Merino brands go ‘regenerative’

John Brakenridge. Photo: ODT files
John Brakenridge. Photo: ODT files
The New Zealand Merino Company and global merino brands Allbirds, Icebreaker and Smartwool are working with growers to create the world’s first "regenerative wool platform".

In a statement yesterday, the companies said they were doing their part to tackle the impact of the global fashion industry which was responsible for 10% of annual greenhouse gas emissions worldwide.

They were working with 167 sheep growers to create the platform that represented more than one million hectares in New Zealand.

On-farm emissions represented about 60% of the emissions associated with woollen products and were their biggest opportunity to lower their impacts, the statement said.

“ZQRX is an important and necessary evolution of our ethical wool programme, ZQ. Through the adoption of regenerative practices that both store more carbon and emit less, we could reduce our on-farm emissions down to zero,” NZM chief executive John Brakenridge said.

Regenerative farming practices represented a considerable opportunity to sequester (store) carbon, and slow climate change, he said.

The ZQRX index included the foundational tenants of ZQ such as animal welfare and social responsibility, as well as an increased focus on environmental issues that directly reduced carbon emission and improved biodiversity, like waste, water quality and soil health, he said.

“ZQRX is the start of a global movement towards brands, businesses and growers working together to address critical global issues such as climate change and biodiversity loss. We dream of a day when all wool is farmed with regenerative practices,” he said.

Regenerative agriculture has been a controversial topic in recent times and late last year, the New Zealand Institute of Agricultural and Horticultural Science said it was "concerned about the dearth of sound science underpinning the hype surrounding regenerative agriculture".

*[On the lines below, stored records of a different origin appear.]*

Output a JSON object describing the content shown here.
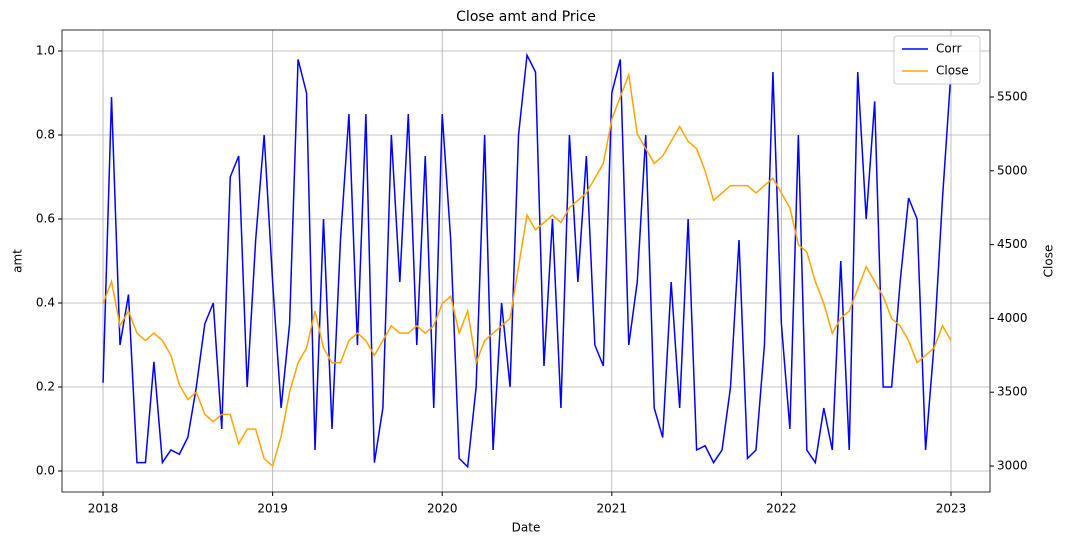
{
  "chart_data": {
    "type": "line",
    "title": "Close amt and Price",
    "xlabel": "Date",
    "ylabel": "amt",
    "y2label": "Close",
    "x": [
      2018.0,
      2018.05,
      2018.1,
      2018.15,
      2018.2,
      2018.25,
      2018.3,
      2018.35,
      2018.4,
      2018.45,
      2018.5,
      2018.55,
      2018.6,
      2018.65,
      2018.7,
      2018.75,
      2018.8,
      2018.85,
      2018.9,
      2018.95,
      2019.0,
      2019.05,
      2019.1,
      2019.15,
      2019.2,
      2019.25,
      2019.3,
      2019.35,
      2019.4,
      2019.45,
      2019.5,
      2019.55,
      2019.6,
      2019.65,
      2019.7,
      2019.75,
      2019.8,
      2019.85,
      2019.9,
      2019.95,
      2020.0,
      2020.05,
      2020.1,
      2020.15,
      2020.2,
      2020.25,
      2020.3,
      2020.35,
      2020.4,
      2020.45,
      2020.5,
      2020.55,
      2020.6,
      2020.65,
      2020.7,
      2020.75,
      2020.8,
      2020.85,
      2020.9,
      2020.95,
      2021.0,
      2021.05,
      2021.1,
      2021.15,
      2021.2,
      2021.25,
      2021.3,
      2021.35,
      2021.4,
      2021.45,
      2021.5,
      2021.55,
      2021.6,
      2021.65,
      2021.7,
      2021.75,
      2021.8,
      2021.85,
      2021.9,
      2021.95,
      2022.0,
      2022.05,
      2022.1,
      2022.15,
      2022.2,
      2022.25,
      2022.3,
      2022.35,
      2022.4,
      2022.45,
      2022.5,
      2022.55,
      2022.6,
      2022.65,
      2022.7,
      2022.75,
      2022.8,
      2022.85,
      2022.9,
      2022.95,
      2023.0
    ],
    "series": [
      {
        "name": "Corr",
        "color": "#0000ff",
        "axis": "y",
        "values": [
          0.21,
          0.89,
          0.3,
          0.42,
          0.02,
          0.02,
          0.26,
          0.02,
          0.05,
          0.04,
          0.08,
          0.2,
          0.35,
          0.4,
          0.1,
          0.7,
          0.75,
          0.2,
          0.55,
          0.8,
          0.45,
          0.15,
          0.35,
          0.98,
          0.9,
          0.05,
          0.6,
          0.1,
          0.55,
          0.85,
          0.3,
          0.85,
          0.02,
          0.15,
          0.8,
          0.45,
          0.85,
          0.3,
          0.75,
          0.15,
          0.85,
          0.55,
          0.03,
          0.01,
          0.2,
          0.8,
          0.05,
          0.4,
          0.2,
          0.8,
          0.99,
          0.95,
          0.25,
          0.6,
          0.15,
          0.8,
          0.45,
          0.75,
          0.3,
          0.25,
          0.9,
          0.98,
          0.3,
          0.45,
          0.8,
          0.15,
          0.08,
          0.45,
          0.15,
          0.6,
          0.05,
          0.06,
          0.02,
          0.05,
          0.2,
          0.55,
          0.03,
          0.05,
          0.3,
          0.95,
          0.35,
          0.1,
          0.8,
          0.05,
          0.02,
          0.15,
          0.05,
          0.5,
          0.05,
          0.95,
          0.6,
          0.88,
          0.2,
          0.2,
          0.45,
          0.65,
          0.6,
          0.05,
          0.3,
          0.65,
          0.95
        ]
      },
      {
        "name": "Close",
        "color": "#ffa500",
        "axis": "y2",
        "values": [
          4100,
          4250,
          3950,
          4050,
          3900,
          3850,
          3900,
          3850,
          3750,
          3550,
          3450,
          3500,
          3350,
          3300,
          3350,
          3350,
          3150,
          3250,
          3250,
          3050,
          3000,
          3200,
          3500,
          3700,
          3800,
          4050,
          3800,
          3700,
          3700,
          3850,
          3900,
          3850,
          3750,
          3850,
          3950,
          3900,
          3900,
          3950,
          3900,
          3950,
          4100,
          4150,
          3900,
          4050,
          3700,
          3850,
          3900,
          3950,
          4000,
          4350,
          4700,
          4600,
          4650,
          4700,
          4650,
          4750,
          4800,
          4850,
          4950,
          5050,
          5350,
          5500,
          5650,
          5250,
          5150,
          5050,
          5100,
          5200,
          5300,
          5200,
          5150,
          5000,
          4800,
          4850,
          4900,
          4900,
          4900,
          4850,
          4900,
          4950,
          4850,
          4750,
          4500,
          4450,
          4250,
          4100,
          3900,
          4000,
          4050,
          4200,
          4350,
          4250,
          4150,
          4000,
          3950,
          3850,
          3700,
          3750,
          3800,
          3950,
          3850
        ]
      }
    ],
    "xlim": [
      2017.758,
      2023.23
    ],
    "xticks": [
      2018,
      2019,
      2020,
      2021,
      2022,
      2023
    ],
    "ylim": [
      -0.05,
      1.05
    ],
    "yticks": [
      {
        "value": 0,
        "label": "0.0"
      },
      0.2,
      0.4,
      0.6,
      0.8,
      {
        "value": 1,
        "label": "1.0"
      }
    ],
    "y2lim": [
      2824,
      5954
    ],
    "y2ticks": [
      3000,
      3500,
      4000,
      4500,
      5000,
      5500
    ],
    "grid": true,
    "legend": "upper right"
  }
}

The organisation had published a series of articles from scientists in various disciplines in its online AgScience magazine, which showed regenerative agriculture was "more hype than reality," it said.

At that time, it welcomed a call by the Ministry for Primary Industries for proposals for projects that would investigate regenerative farming practices.

When contacted, NZM general manager markets and sustainability Dave Maslen said those farmers that signed up did so because they could see — regardless of what its definition was — that was the word the market was using.

The market and growers were working together "to define what it means for us".

It was about setting a baseline, understanding the system from environmental, animal welfare and social perspectives, implementing some practices and monitoring changes over time.

The word regenerative had been "bubbling around" for some time and more had been heard about it over the last three or four years.

It was a language that consumers were using and consumers wanted to be part of the solution to climate change, Mr Maslen said.

NZM had been examining it for some years and a workshop was held in March last year, bringing together scientists and brand partners from around the world, and growers, and thrashing out what regenerative meant to all of them and what they might be able to do.

It was launched to growers in May and June and a "lot more" farmers were wanting to sign on to the waiting list.

Direct connectivity to market meant growers were far more aware of what consumers were

seeking.

As far as prices paid to growers, Mr Maslen said the intention was the same way that ZQ had created long-term stable high value contracts.

The statement said the three brands were working collectively to support the platform.